NAME___________________________    TAXPAYER IDENTIFICATION NO._________________

 

The level of importance of each factor (and the questions listed under each) depend on the unique facts and circumstances that underlie each client situation. Furthermore, the courts and the IRS might consider other factors in determining whether compensation is reasonable

 

“Yes” answers tend to indicate reasonable levels of compensation.

“No” answers do not automatically mean that compensation is excessive.

 

1. Character and Condition of Corporation:

  • Are financial ratios favorable?
  • Are sales and profits stable or growing?
  • Does the company prosper in a highly competitive industry?
  • Does the company prosper in poor economic or industry conditions?
  • Is the business complex or highly specialized?
  • Have significant investments been made in company assets during the year(s) in question?

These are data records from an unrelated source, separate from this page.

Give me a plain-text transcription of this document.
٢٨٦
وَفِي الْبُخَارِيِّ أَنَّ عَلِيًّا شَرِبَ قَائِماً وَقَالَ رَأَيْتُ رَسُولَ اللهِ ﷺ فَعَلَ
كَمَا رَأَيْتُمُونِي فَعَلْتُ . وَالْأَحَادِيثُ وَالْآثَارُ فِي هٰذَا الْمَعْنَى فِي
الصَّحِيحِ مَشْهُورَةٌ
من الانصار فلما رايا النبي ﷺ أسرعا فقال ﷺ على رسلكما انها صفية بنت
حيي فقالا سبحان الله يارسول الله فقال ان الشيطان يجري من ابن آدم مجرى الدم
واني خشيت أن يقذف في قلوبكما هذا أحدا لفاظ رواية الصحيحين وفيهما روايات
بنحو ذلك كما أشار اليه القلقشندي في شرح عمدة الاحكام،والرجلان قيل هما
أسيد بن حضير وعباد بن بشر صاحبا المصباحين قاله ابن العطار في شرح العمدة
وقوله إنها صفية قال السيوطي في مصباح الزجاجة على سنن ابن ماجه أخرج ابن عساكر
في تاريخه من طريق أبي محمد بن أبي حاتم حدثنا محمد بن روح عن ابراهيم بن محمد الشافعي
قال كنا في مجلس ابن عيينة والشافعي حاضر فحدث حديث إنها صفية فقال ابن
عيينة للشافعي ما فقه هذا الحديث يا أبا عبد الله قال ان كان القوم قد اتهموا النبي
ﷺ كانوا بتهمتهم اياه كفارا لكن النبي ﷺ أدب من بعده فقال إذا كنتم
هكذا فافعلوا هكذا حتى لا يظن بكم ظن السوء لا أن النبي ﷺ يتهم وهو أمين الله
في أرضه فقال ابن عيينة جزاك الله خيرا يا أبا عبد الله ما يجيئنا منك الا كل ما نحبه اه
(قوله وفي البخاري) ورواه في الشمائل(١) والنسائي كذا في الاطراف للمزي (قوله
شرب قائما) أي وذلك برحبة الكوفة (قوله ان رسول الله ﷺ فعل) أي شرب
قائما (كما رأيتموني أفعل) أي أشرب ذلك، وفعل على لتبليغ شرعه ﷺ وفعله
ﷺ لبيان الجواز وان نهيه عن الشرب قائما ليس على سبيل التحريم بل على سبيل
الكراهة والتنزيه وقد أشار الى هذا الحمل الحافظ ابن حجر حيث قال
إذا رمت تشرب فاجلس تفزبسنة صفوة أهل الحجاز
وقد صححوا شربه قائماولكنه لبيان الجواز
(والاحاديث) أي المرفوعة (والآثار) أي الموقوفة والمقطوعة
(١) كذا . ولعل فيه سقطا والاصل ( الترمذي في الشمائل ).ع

2. Roles of Employee-Shareholders:

  • Do they possess unique technical, marketing, or innovation skills, etc. that would be difficult to replace?
  • Have they made identifiable contributions to the success of the company?
  • Would the business flounder without them?
  • Do they have heavy experience in the industry?
  • Do they work long hours and have heavy workloads?
  • Do they have high levels of education or specialized training?
  • Do they handle diverse aspects of the business?
  • Do they have excellent decision-making and strategic planning skills?
  • Do they have long lengths of service which demonstrate loyalty and commitment?
  • Do they operate with low levels of staff support?
  • Do they have low levels of other fringe benefits?

 

3. Internal Consistency in Establishing Compensation Levels:

  • Does the company have a compensation policy that can be documented and that has been followed consistently over the years?
  • Are there some similarities to how compensation or bonuses of other employees are determined?
  • Is compensation clearly related to company results and not just enough to “zero out” taxable income?

 

6. Comparative Compensation Levels for Other Businesses:

  • Are compensation levels reasonable in comparison to what employees of similar businesses receive for  like duties?
  • Does the employee-shareholder in effect perform the duties of several positions (CFO, marketing director, personnel manager, etc.) for one salary?
  • Is the business itself or the role of the individual so unique that comparisons with other companies are difficult or impossible?
  • Are the quality and/or quantity of services provided by the employee shareholder clearly exceptional—as evidenced by the performance of the company as a whole?

 

5. Conflicts of Interest in Setting Compensation Levels:

  • Is it clear that compensation levels are not simply tied to stock ownership?
  • Have dividends been paid in the years in question? (Absence of dividends is not in itself evidence of excessive compensation.)
  • If dividends alone do not provide a significant return on investment, would a hypothetical independent investor be satisfied with the return on equity or growth in value of the company?